Watching Lane have fun in the pub was surprisingly adorable, and as an ex-pat myself, I can attest to how much fun you have when back in a bar of your countrymates, even if you don’t particularly care for what you’re watching on the TV. I’ve always appreciated Lane, and his relative success at remaining an above-board guy while working in the moral equivalent of a fetid swamp. His attempts at coaxing his fellow Brit into drunkenly attesting to some personal demons over dinner and drinks were charming, if a bit stiff. Lane is nothing of not foppishly consistent.
As much as he’s proven himself to be a colossal turd at every opportunity, it was kind of nice to see Roger prove himself useful, and display his expertise that used to be so crucial to the company (at least when it was still SC). You see the most minuscule flashes of the dapper, almost endearing person he used to be, and it’s kind of wonderful. His little locker-room boost speech with Lane was the stuff that you can tell once made him the man he still feels like he is.
Why do I suddenly like Don? I am still unconvinced that Megan is much of a match for him, though I do admit she’s growing on me, and she seems to be able to self-deprecate and be down-to-earth as much as Don is completely incapable of it. So golf clap for that. But what really gets to me is his determination to stay faithful to her, to love her for who she is, and to appreciate what he has. (And who didn’t swoon, at least slightly, when he went all Bear Grylls and fixed that sink?) But when he was waiting for the other three lotharios in that slimy high-rise Bunny Ranch, it felt so strange to see him not even tempted by the myriad women who, beyond wanting to make a dollar, were genuinely interested in him. Though it was hard to watch him silently judge Pete on the way home, given that for the past four years Don’s own crotch had become something of a truck stop motel, there was a great deal of sadness to it. Pete is starting to hate himself again, and especially with Don suddenly the picture of marital satisfaction, it couldn’t have been easy to take.

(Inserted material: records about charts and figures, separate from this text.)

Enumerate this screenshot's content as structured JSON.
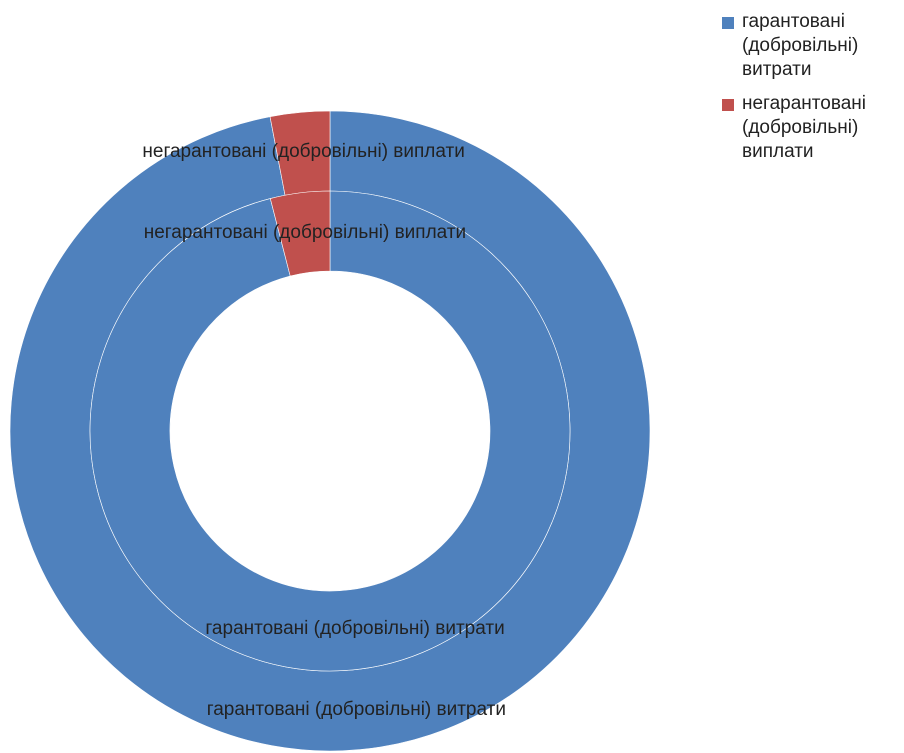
{
  "chart_data": {
    "type": "doughnut",
    "categories": [
      "гарантовані (добровільні) витрати",
      "негарантовані (добровільні) виплати"
    ],
    "colors": [
      "#4f81bd",
      "#c0504d"
    ],
    "series": [
      {
        "values": [
          97,
          3
        ]
      },
      {
        "values": [
          96,
          4
        ]
      }
    ],
    "legend": "top-right"
  }
}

I love Ken. I have always loved Ken, even when he was a bit of an overgrown Boy’s Club member in the first season. His love for writing is so adorable, as is his loyalty to Peggy and his general good nature towards everyone around him. When Cynthia goes on about him (and his vague story) glowingly, it’s hard not to feel the same smack of pride for the work that must have been, to some degree, thankless. He clearly wins whatever awards there were to win in this episode, especially with the little reading at the end.

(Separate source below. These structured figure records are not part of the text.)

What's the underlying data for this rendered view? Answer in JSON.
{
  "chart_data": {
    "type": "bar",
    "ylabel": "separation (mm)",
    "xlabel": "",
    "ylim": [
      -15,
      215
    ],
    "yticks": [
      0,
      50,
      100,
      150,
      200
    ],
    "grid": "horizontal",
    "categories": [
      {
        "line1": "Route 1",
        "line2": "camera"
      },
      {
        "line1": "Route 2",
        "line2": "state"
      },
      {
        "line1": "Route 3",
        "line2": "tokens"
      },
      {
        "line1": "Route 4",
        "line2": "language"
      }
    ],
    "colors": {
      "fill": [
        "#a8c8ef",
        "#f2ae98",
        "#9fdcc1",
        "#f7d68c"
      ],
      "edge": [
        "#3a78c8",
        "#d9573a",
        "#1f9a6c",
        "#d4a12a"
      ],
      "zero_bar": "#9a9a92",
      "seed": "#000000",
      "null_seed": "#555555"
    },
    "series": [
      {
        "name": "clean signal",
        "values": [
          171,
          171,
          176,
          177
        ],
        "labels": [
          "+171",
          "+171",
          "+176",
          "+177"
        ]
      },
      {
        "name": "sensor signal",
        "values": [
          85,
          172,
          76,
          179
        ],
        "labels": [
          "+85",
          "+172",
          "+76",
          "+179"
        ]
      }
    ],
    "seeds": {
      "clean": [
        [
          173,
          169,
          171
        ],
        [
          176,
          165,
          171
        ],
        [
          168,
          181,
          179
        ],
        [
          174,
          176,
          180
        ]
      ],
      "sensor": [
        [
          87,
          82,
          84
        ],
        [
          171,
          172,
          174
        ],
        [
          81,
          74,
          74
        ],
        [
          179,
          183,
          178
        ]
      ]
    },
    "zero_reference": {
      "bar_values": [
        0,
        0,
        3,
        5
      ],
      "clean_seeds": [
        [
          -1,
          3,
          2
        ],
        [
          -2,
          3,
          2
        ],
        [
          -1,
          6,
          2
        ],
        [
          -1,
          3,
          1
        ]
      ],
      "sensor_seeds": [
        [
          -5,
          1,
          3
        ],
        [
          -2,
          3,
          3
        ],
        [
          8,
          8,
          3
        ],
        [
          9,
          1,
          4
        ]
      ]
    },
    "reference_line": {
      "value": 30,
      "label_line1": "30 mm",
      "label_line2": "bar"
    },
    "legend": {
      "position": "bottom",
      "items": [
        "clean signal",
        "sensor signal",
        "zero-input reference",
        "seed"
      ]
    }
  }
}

I am not sure which made me laugh harder, the revelation that Jaguar Man’s wife discovered gum in his pubes, or that Lane finally lost it with Pete’s smarmy comments and challenged him to an actual fight (which he clearly won). It was only a matter of time, with all that frustrating testosterone bubbling in that office like so much boiling water. There is only so much frustrated politesse that indignant middle-aged manhood can take, you know. (Though did anyone else notice Cooper rubbing Sterling shoulders? Aww!) That fight was just so strange to watch, though, even more so with Lane’s incredibly inappropriate kiss with Joan afterward (that Joan handled like a pro, it should be said). It’s always uncomfortable watching the misguided expulsion of testosterone these men go through occasionally, though this may have taken the cake.

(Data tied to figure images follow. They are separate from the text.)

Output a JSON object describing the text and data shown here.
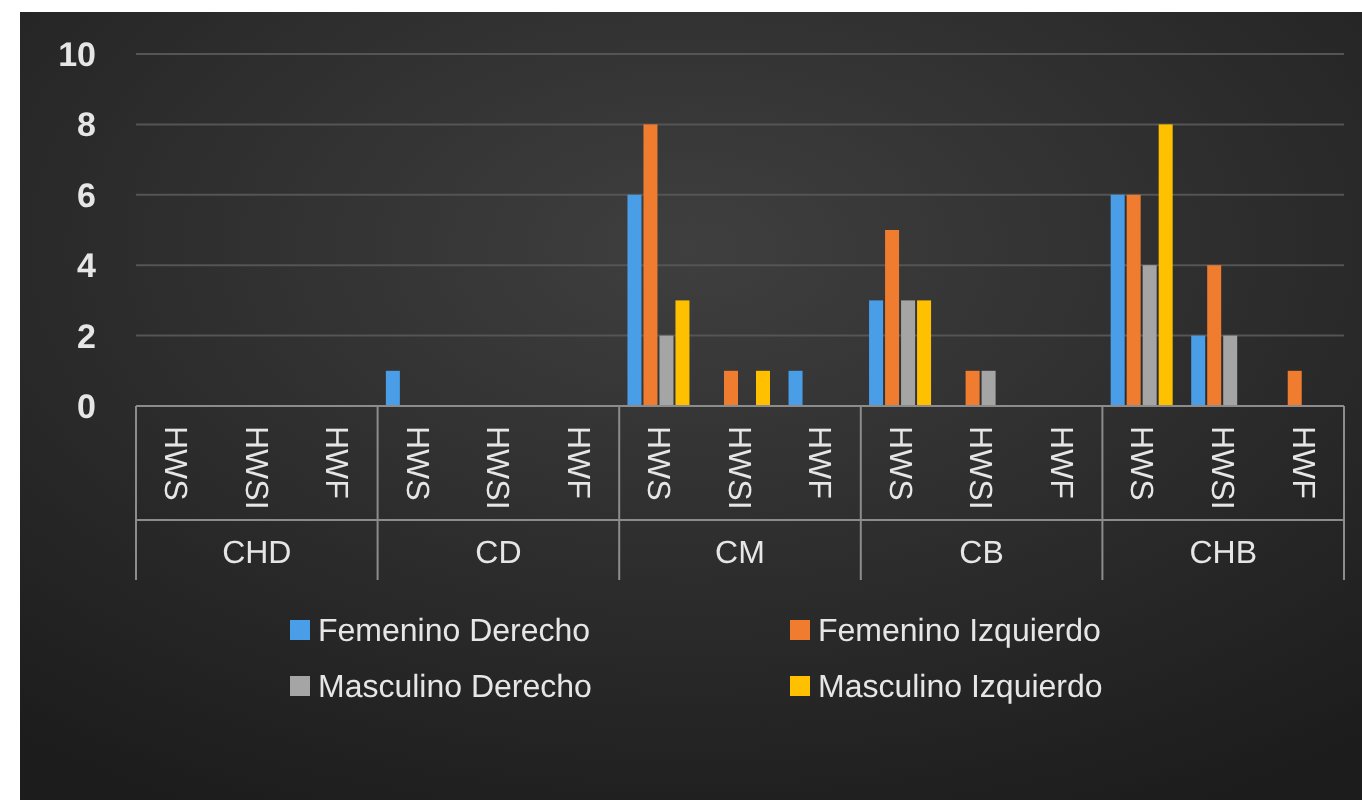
{
  "chart_data": {
    "type": "bar",
    "categories": [
      "HWS",
      "HWSI",
      "HWF",
      "HWS",
      "HWSI",
      "HWF",
      "HWS",
      "HWSI",
      "HWF",
      "HWS",
      "HWSI",
      "HWF",
      "HWS",
      "HWSI",
      "HWF"
    ],
    "annotations": [
      "CHD",
      "CD",
      "CM",
      "CB",
      "CHB"
    ],
    "series": [
      {
        "name": "Femenino  Derecho",
        "color": "#4a9ee8",
        "values": [
          0,
          0,
          0,
          1,
          0,
          0,
          6,
          0,
          1,
          3,
          0,
          0,
          6,
          2,
          0
        ]
      },
      {
        "name": "Femenino  Izquierdo",
        "color": "#f07c30",
        "values": [
          0,
          0,
          0,
          0,
          0,
          0,
          8,
          1,
          0,
          5,
          1,
          0,
          6,
          4,
          1
        ]
      },
      {
        "name": "Masculino Derecho",
        "color": "#a5a5a5",
        "values": [
          0,
          0,
          0,
          0,
          0,
          0,
          2,
          0,
          0,
          3,
          1,
          0,
          4,
          2,
          0
        ]
      },
      {
        "name": "Masculino Izquierdo",
        "color": "#ffc000",
        "values": [
          0,
          0,
          0,
          0,
          0,
          0,
          3,
          1,
          0,
          3,
          0,
          0,
          8,
          0,
          0
        ]
      }
    ],
    "ylim": [
      0,
      10
    ],
    "yticks": [
      0,
      2,
      4,
      6,
      8,
      10
    ],
    "grid": "y",
    "legend": "bottom"
  }
}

Some of you may hate Pete, and I understand that, but it’s hard for me to watch him suffer. Even though he has nothing to complain about in theory, clearly he is so unfulfilled by his life out in the suburbs with a wife who is, to some degree, stuck in the past. Though she is wonderful and does everything she can to help him, he clearly (as evidenced by that little audition he made the escort go through) wants something more. And yes, he’s shooting himself in the foot, and he has no one to blame but himself. But watching him in that elevator, it was hard not to feel something for him. And you can tell that Don, with his heart which had recently grown three sizes, felt it, too. I hope Pete gets better, and learns to be happy with himself without having to step on everyone else to get there.